Era ora di trovare un po’ d’ombra tra gli alberi delle alture circostanti, salimmo allora verso Ganagobie dalla bella chiesa medioevale e da cui si domina la piana della Durance. Seduti all’ombra delle farnie, iniziammo a mangiare i nostri panini come un vero e proprio rito: prosciutto e maionese, qualche oliva, funghetti e peperoni in agrodolce, e poi frutta fresca acquistata sulla piazza del mercato di Sisteron: fragole succose, ciliegie, e le prime pesche e albicocche di Provenza. Fu così che si continuò a discutere animatamente del Dominici, un nome che avremmo ripetuto cento volte quel giorno, tra un’oliva verde e un peperone.

 

Non vi era dubbio che l’Affaire Dominici ci impressionava parecchio. Ricordammo che un anno prima, di passaggio da queste parti, avevamo trascorso la notte in un hoteletto lì vicino ; c’era anche mio fratello con noi e, essendo la notte tra il 4 e 5 Agosto ovvero dell’anniversario dell’assassinio, io mi ero divertito a far paura al mio giovane fratello poco prima di prendere sonno a luci spente, ripetendo più volte un sibilante verso che evocava il fantasma dell’assassino.
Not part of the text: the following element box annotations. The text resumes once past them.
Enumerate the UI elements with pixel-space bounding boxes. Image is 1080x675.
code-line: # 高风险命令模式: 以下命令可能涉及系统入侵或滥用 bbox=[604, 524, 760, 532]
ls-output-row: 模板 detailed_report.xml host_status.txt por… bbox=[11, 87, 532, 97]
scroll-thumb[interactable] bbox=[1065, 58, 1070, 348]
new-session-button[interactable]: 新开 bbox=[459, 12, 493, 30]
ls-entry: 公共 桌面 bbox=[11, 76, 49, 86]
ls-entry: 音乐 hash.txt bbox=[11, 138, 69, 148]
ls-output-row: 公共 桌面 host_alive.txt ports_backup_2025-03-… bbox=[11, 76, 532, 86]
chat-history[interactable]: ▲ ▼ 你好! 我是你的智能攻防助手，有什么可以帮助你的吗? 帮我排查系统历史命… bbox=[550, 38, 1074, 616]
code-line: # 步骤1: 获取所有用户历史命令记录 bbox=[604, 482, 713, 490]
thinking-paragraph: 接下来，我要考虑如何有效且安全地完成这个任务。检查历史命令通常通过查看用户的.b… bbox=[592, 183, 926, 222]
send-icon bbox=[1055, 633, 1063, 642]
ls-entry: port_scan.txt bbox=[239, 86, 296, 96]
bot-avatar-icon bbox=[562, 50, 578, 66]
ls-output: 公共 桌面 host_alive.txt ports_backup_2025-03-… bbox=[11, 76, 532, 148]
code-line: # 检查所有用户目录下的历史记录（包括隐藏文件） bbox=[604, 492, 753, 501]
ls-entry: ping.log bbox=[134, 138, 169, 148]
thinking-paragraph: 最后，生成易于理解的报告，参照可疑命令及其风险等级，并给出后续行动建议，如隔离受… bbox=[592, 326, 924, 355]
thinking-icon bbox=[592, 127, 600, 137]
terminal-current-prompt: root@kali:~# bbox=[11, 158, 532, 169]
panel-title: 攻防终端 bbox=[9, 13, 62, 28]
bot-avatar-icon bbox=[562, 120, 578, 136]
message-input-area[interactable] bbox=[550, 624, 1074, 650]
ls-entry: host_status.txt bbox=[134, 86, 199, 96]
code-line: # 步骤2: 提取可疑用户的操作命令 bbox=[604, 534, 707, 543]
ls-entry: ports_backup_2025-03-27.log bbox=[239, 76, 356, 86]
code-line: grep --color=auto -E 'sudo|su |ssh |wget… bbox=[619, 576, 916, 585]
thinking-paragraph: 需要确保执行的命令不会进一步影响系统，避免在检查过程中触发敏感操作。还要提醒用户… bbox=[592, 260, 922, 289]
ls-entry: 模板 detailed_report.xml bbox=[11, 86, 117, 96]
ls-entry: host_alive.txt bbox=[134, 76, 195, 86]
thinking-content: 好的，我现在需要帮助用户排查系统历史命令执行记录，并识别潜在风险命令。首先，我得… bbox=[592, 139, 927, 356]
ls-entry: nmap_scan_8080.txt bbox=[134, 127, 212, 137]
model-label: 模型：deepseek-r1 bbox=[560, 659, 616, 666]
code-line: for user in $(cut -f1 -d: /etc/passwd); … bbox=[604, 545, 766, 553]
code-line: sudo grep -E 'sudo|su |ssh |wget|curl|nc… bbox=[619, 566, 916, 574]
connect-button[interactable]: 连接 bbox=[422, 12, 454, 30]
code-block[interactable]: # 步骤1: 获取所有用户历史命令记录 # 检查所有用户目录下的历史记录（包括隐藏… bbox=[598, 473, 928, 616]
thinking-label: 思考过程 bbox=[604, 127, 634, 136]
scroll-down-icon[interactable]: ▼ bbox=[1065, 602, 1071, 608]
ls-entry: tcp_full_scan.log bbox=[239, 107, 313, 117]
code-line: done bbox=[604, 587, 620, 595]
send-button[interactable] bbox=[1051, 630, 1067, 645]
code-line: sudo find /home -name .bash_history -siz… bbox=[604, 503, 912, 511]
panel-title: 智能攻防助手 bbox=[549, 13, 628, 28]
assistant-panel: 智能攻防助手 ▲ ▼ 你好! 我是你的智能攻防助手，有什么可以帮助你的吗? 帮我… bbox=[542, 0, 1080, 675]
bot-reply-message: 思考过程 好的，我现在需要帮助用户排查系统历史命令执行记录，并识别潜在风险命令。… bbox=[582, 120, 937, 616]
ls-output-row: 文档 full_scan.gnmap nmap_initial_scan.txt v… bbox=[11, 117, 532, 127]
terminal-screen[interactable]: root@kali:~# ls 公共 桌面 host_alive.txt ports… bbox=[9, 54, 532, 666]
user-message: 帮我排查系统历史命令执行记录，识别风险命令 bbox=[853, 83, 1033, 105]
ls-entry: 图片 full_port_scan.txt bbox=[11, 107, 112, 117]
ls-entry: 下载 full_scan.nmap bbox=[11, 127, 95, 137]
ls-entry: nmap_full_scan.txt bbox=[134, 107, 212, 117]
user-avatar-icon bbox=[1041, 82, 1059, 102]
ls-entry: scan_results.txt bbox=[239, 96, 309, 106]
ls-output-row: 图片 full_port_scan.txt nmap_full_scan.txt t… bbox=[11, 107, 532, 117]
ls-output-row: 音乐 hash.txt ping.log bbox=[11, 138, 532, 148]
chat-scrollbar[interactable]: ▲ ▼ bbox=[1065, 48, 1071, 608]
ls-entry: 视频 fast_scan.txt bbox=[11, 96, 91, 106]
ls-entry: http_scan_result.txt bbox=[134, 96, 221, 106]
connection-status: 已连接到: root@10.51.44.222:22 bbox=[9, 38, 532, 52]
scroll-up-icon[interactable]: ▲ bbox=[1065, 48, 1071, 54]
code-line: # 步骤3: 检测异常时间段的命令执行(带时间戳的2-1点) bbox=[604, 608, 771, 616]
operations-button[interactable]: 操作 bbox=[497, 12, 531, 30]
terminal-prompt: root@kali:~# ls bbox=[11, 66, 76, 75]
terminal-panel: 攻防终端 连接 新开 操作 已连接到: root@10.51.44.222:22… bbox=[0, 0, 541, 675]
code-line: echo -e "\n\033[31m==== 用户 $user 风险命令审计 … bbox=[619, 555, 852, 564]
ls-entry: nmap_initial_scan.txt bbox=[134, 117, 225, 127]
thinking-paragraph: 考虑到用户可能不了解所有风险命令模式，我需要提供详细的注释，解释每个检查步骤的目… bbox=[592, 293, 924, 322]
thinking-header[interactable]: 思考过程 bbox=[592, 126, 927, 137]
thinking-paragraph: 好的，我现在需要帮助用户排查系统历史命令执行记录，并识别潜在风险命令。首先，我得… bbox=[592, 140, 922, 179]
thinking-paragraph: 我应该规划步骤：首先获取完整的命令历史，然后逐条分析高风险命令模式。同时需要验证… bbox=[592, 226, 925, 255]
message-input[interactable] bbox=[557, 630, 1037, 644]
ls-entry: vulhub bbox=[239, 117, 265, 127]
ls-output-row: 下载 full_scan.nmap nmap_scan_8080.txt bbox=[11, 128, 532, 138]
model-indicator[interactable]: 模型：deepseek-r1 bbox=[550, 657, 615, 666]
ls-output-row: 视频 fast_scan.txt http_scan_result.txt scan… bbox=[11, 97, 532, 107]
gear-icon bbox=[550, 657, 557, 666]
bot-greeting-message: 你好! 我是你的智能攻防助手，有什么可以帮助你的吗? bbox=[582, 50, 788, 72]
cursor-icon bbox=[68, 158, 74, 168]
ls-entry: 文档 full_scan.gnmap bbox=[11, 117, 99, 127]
Ne ridemmo di gusto mentre ci rimpinzavamo di dolci ciliegie.

 

Ma ora si trattava di preparare la caccia, dato che il primo pomeriggio era giunto, e occorreva anche trovare un hotel presso cui fare base. Lasciata la route nationale, ci inoltrammo tra le colline calcaree che fiancheggiano la Durance ai due lati. Passati i campi coltivati, l’ambiente diveniva selvaggio, silenzioso e incontaminato ; c’erano gloriose e fresche pinete nelle piccole vallette laterali, e così cominciammo a comprendere perché la nostra Isabella sopravviveva in questa parte di mondo. Ma si trattava di capire esattamente ove cercarla e non avevamo indicazioni precise che andassero oltre i nomi dei villaggi della zona. (fine prima parte).